—Mira…, no sé como sea para los ojos de los demás, pero para los míos; eres perfecta. Y quiero que te veas desde mis ojos, porque son los que más te aman—, me repetía todo el tiempo, a veces entre lágrimas compartidas. Incluso teníamos una seña, el apuntaba con su dedo índice de la mano izquierda a la muñeca de la mano derecha, era un código extraño para decirme que era hermosa. A veces lo hacía de la nada, y otras veces sabía y veía que estaba entrando en un ataque de pánico por mis inseguridades.
Cumplimos, después, catorce meses de relación, comenzábamos a conocer a la familia del otro, a veces nos reuníamos a comer M&M’s al parque que quedaba cerca de mi casa, en una banca de color verde posada bajo una lámpara que apuntaba únicamente a la banca. Nos sentábamos por horas a platicar de cosas que no teníamos en común —Que eran muchas. Pero eso lo hacía importante—, y las horas se iban y se iban, a veces ya parecía rutina.

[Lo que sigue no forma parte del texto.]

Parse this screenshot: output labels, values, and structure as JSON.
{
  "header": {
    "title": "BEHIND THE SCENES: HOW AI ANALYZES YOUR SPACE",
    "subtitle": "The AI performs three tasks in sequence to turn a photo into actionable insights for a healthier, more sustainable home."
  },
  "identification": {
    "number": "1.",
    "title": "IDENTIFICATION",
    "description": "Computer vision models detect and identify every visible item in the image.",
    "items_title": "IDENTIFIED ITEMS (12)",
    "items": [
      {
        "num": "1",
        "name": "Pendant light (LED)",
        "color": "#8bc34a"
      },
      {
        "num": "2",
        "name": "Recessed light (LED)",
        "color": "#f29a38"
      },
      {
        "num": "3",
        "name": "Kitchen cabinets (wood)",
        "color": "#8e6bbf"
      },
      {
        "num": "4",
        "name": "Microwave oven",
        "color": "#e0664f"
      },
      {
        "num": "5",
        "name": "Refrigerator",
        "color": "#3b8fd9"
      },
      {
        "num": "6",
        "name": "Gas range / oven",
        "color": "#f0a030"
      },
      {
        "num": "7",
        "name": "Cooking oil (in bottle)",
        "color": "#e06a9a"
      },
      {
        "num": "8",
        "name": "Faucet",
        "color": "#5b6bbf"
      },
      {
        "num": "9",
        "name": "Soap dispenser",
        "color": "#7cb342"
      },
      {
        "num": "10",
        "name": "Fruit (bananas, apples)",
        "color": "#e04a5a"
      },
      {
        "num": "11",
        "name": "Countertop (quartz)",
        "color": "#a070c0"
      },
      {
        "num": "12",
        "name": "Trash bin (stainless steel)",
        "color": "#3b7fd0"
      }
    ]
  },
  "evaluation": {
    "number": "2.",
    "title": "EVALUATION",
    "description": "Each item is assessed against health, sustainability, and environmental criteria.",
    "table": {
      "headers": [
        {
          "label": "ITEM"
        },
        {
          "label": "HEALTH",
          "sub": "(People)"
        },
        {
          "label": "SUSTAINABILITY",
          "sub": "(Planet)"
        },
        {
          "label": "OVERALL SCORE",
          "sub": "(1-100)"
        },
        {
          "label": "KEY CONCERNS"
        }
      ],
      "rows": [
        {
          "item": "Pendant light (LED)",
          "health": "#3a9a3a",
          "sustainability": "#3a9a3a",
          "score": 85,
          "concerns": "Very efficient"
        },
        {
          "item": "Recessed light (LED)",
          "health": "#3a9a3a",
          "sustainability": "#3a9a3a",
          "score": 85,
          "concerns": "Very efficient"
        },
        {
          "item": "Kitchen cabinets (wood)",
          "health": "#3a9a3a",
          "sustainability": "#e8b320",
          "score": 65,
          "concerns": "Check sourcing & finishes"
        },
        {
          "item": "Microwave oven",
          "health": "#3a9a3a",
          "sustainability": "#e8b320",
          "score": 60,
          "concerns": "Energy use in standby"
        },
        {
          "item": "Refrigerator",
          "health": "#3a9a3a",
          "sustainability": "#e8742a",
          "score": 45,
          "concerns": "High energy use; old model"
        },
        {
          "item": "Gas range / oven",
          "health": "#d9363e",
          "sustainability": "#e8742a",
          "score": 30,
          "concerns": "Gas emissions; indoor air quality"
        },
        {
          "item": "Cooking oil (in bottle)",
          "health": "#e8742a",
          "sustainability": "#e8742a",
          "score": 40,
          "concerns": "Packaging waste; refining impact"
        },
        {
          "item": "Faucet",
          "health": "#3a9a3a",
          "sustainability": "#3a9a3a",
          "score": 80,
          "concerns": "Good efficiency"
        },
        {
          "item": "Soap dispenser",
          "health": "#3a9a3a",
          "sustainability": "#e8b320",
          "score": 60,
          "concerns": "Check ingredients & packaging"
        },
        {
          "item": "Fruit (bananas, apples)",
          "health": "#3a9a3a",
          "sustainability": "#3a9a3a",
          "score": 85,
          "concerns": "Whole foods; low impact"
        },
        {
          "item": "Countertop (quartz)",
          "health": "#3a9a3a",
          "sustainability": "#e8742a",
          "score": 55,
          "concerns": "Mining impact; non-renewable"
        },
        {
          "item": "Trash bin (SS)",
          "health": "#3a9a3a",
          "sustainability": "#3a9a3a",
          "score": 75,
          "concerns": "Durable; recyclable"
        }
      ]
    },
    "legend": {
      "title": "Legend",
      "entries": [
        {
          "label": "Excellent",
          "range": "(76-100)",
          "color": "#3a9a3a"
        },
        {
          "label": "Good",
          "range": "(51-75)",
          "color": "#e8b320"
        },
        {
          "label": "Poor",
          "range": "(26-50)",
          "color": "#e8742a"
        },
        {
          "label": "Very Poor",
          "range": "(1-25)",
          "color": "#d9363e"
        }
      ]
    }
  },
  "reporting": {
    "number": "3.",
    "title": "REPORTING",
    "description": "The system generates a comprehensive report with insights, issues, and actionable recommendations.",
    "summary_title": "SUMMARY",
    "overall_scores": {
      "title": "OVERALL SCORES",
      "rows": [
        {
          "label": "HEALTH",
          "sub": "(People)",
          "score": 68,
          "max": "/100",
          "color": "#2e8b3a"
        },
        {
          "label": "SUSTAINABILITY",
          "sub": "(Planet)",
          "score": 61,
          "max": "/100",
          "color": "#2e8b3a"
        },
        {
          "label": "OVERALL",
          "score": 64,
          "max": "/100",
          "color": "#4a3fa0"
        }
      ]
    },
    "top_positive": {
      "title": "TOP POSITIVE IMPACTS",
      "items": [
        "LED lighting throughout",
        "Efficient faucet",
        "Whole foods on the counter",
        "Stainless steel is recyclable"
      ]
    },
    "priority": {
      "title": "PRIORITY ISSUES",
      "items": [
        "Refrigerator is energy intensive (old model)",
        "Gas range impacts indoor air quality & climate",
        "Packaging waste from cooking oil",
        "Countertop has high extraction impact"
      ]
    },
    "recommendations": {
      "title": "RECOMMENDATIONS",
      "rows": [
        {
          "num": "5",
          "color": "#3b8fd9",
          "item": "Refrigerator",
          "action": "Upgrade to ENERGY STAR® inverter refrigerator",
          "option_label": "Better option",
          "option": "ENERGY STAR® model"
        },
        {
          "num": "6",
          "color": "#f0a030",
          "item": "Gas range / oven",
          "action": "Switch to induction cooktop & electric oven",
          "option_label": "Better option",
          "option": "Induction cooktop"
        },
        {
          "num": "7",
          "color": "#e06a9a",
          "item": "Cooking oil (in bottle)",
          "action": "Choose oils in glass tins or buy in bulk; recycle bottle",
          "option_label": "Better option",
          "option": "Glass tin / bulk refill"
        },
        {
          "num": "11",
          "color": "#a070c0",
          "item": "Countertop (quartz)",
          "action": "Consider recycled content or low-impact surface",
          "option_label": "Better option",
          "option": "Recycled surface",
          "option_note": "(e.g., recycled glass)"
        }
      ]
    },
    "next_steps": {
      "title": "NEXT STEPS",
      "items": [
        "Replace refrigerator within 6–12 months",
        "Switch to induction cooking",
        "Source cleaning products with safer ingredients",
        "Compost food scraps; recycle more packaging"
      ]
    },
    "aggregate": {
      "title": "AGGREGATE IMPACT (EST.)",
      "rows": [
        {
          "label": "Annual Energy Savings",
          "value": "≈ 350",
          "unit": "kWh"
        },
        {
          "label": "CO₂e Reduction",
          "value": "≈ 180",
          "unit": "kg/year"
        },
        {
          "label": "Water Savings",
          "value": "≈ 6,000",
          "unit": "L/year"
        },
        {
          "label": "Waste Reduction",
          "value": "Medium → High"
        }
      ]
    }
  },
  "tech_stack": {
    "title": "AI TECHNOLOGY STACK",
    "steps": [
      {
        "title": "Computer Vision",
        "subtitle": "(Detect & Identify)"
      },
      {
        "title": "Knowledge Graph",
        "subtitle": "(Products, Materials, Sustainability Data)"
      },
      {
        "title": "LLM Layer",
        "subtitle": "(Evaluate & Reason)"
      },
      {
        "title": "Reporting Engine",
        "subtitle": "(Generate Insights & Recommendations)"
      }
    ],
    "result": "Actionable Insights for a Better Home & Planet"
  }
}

Yo sentí un pequeño vacío en mi corazón cuando comenzó a ocuparle más tiempo la escuela, nunca se le dio muy bien, por mucho que se esforzaba a veces no podía retener la información; y... su mamá había sido despedida y comenzó a beber por depresión cada que llegaba de irse a buscar empleo, así que yo sólo podía decirle que estaba para apoyarlo si en algún momento se sentía mal. Aunque parecía nunca ser así, siempre que nos veíamos venía corriendo a mí y me daba un fuerte abrazo, sonrientes platicábamos por horas, a veces caminando por alguna plaza de tiendas. A lo que recuerdo mucho una ocasión en la que fui y comencé a ver la ropa mientras él me seguía, con mi bolso colgado. Y regresé mucha ropa, con tristeza, porque me hacían ver gorda. No le dije eso, pero sé que se dio cuenta en la sonrisa tan inexpresiva y con una felicidad tan acartonada. Eso había sucedido ya algunas ocasiones más, aunque al final siempre se acordaba de señalar a su muñeca.